En outre, la perte d'emplois est estimée à 1,25 million d'emplois.

La leçon de Ceuta

Ce qui s'est passé à Ceuta reflète avant tout le mécontentement de la majorité des Marocains à l'égard de la situation sociale, économique et politique du pays voisin et constitue également un message clair des autorités marocaines : "nous ne sommes pas seulement des partenaires pour la surveillance et le gardiennage de vos frontières, mais nous devons également être des partenaires sur des questions politiques de grand intérêt telles que la question du Sahara occidental".

Le message de la présidente de la Commission européenne, Ursula Von der Layen, sur les événements de Ceuta montre que l'Europe manque de politiques claires sur les questions d'immigration.

L'Europe a presque toute l'Afrique en cage et sans issue et sa seule solution est de payer des gendarmes d'autres pays pour arrêter l'immigration de centaines de milliers de personnes fuyant des pays comme le Maroc ou pire, tandis qu'elle se consacre à prendre leurs ressources naturelles et à soutenir leurs dictatures.

Le message des autorités marocaines, tel que nous devons le décrypter, est un "Jusqu'à quand nous continuerons à être vigilants dans votre intérêt et en même temps à accepter votre ego et votre sentiment de supériorité".
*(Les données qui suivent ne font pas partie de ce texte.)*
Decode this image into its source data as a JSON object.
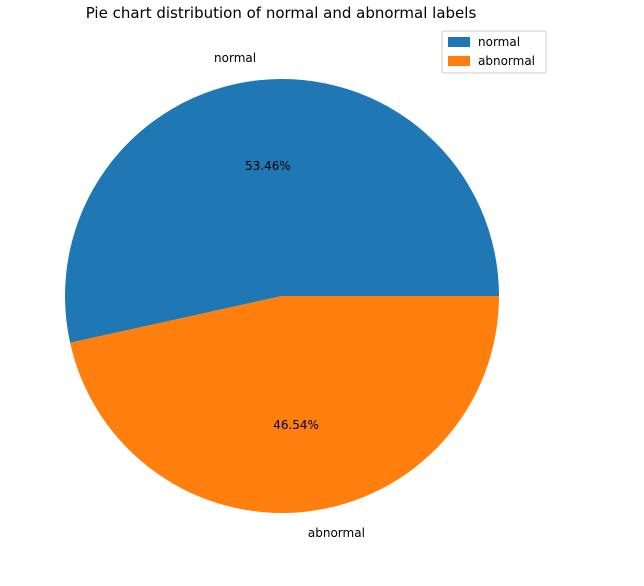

Si le Maroc a commis une erreur en laissant ses enfants, ses jeunes et ses femmes franchir la clôture vers Ceuta, montrant ainsi sa pauvreté, l'Espagne a commis deux erreurs en acceptant le leader du Polisario comme premier ennemi de Rabat et en ne valorisant pas le rôle de ceux qui gardent les frontières sud de l'Europe. L'Espagne doit revoir sa véritable relation avec le Maroc, en laissant de côté ses préjugés historiques et sa vision supérieure. Il est temps de traiter Rabat sur un pied d'égalité.